加えて、はた目から見ると献身的な妻も実は気が強く口が悪い。そんな役柄を吉岡里帆が自然体に演じ、好感が持てます。揃ってヤンキー気質のこの2人のタッグならば、危険を冒しても村人がひた隠す真相に迫っていけるのではないか。そんな期待まで持ててしまうのです。
村社会で生まれたカニバリズム
物語の舞台は都会から遠く離れた山間にある「供花村(くげむら)」という名の架空の村で、住民もこれまた表と裏の顔があるキャラクターだらけです。なかでも村を支配する一家は怪しさに満ち、次期当主の後藤恵介を笠松将が、元当主の後藤銀を倍賞美津子が演じています。この後藤一族の排他的で異常性のある言動が人喰いの噂とどう関係しているのかは、回が進むごとに明らかになってきます。

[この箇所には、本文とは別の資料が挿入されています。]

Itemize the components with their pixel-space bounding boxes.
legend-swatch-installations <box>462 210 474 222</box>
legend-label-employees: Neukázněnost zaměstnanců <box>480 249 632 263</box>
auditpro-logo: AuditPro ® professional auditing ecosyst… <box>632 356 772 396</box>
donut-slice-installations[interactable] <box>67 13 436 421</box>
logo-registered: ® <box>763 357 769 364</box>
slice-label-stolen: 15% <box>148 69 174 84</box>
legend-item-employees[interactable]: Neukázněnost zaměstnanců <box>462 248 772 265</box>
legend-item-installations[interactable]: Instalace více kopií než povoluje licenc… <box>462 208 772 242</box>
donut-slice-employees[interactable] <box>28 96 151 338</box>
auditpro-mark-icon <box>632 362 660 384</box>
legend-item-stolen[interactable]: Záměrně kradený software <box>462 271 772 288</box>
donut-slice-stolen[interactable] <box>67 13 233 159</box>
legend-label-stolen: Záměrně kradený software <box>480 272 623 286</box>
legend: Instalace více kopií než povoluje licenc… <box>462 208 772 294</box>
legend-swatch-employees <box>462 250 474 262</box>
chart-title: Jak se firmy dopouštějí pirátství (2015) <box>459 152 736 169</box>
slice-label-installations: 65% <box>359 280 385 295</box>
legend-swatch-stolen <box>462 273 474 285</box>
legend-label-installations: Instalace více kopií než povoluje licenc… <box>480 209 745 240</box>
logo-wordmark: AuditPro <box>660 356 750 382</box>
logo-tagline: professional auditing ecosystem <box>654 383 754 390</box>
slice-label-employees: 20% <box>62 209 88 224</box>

劇中に直接的な残虐描写もありますが、謎を解き明かしながら不安をじっくり増幅させていく展開こそドラマ「ガンニバル」の怖さにあります。世界にも評価される日本のホラー映画に見られるような恐怖の作り方です。
さらに、村社会で生まれたカニバリズムという設定を大いに生かして、リアリティさまで感じるほどです。風変わりな掟や慣習も疑わず、村八分の制裁を受けるぐらいならそれを守り抜こうと強迫観念さえ生まれてしまうのは、閉鎖されたコミュニティ特有のものであることがありありと伝わってきます。
倫理観や科学的根拠もここでは意味がないことを植え付けてくるので、余計に恐怖を覚えるのです。同じように村を舞台にしたヒットホラー映画「ミッドサマー」に通じるものがあります。